La sécurité au stade de Genève

 27/07/2009

Servette-Gossau vu depuis le QG de la sécurité

PRAILLE

Le Stade de Genève passé au crible des agents privés, expert, policiers et caméras.

Le Servette FC s’apprête donc à disputer son dernier match. Le sourire aux lèvres. L’équipe a décroché sa licence et la certitude de jouer en Challenge League. Alors? Soulagement au Poste de commandemen

 Si les Grenats n’avaient pas décroché la palme, il y aurait sans doute eu du rififi dans les gradins. C’est Christian Python, responsable de la sécurité du stade de la Praille, qui le dit. Il sait de quoi il parle. Avant chaque match, il analyse avec son staff et les forces de l’ordre les risques. XXL pour certaines rencontres internationales. Ce samedi, l’ambiance est à la détente. Il n’empêche, les stadiers en charge de l’accueil ont déjà fait un tour de piste. «Il s’agit de vérifier qu’aucun objet - bouteilles, briquets - susceptible de se muer en armes ne subsiste sous les fauteuils», explique Christian Python.

Une cinquantaine de caméras

Les superviseurs, sorte de chef d’équipes, sont déjà postés à chaque tribune.

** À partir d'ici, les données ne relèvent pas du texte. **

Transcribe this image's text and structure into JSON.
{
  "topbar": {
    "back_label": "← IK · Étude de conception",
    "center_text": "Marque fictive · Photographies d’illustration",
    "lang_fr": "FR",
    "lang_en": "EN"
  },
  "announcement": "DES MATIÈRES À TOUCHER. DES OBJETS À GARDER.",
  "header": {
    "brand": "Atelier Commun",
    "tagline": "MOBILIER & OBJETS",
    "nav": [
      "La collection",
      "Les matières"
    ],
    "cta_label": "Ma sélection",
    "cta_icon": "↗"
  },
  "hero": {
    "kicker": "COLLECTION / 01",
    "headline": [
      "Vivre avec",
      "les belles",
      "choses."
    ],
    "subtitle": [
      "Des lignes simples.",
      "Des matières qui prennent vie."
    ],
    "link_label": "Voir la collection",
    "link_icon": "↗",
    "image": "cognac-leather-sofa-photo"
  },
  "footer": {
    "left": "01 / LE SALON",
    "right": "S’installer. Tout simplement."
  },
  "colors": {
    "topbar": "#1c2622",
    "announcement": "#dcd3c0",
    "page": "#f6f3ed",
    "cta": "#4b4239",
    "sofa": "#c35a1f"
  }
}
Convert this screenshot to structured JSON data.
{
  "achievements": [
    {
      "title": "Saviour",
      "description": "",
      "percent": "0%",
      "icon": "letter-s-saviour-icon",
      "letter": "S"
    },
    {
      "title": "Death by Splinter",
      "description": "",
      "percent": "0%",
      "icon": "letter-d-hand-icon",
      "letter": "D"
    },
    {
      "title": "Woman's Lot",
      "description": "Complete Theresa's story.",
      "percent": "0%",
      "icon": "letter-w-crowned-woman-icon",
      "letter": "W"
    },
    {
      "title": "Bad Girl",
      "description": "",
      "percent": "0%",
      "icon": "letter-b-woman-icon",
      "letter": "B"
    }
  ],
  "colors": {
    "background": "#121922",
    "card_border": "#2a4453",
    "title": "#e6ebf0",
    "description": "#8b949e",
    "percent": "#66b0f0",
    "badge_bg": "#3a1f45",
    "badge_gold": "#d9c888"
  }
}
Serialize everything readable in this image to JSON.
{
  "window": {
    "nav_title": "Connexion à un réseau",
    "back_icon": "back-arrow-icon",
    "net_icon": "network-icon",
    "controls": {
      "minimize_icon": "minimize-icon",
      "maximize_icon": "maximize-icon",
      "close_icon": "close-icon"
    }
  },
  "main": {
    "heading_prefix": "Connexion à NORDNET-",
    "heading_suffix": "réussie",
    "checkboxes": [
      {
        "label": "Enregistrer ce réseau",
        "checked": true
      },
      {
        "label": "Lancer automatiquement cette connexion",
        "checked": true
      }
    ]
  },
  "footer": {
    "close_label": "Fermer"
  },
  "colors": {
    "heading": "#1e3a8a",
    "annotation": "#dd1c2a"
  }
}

Ce sont eux qui alertent le Quartier général en cas d’échauffourées, tandis que les stewards de sûreté surveillent les lieux. Ils sont disséminés un partout sur les gradins, près des barrières autour de la pelouse et aux points d’accès.
Durant les matches à risques, 500 agents sont ainsi réquisitionnés.

Il est maintenant 19?heures. Christian Python et ses hommes sont sur le terrain depuis le début de l’après-midi. Le car de l’équipe adversaire arrive au stade. Les athlètes vont rejoindre leur vestiaire en attendant le coup d’envoi à 20h10.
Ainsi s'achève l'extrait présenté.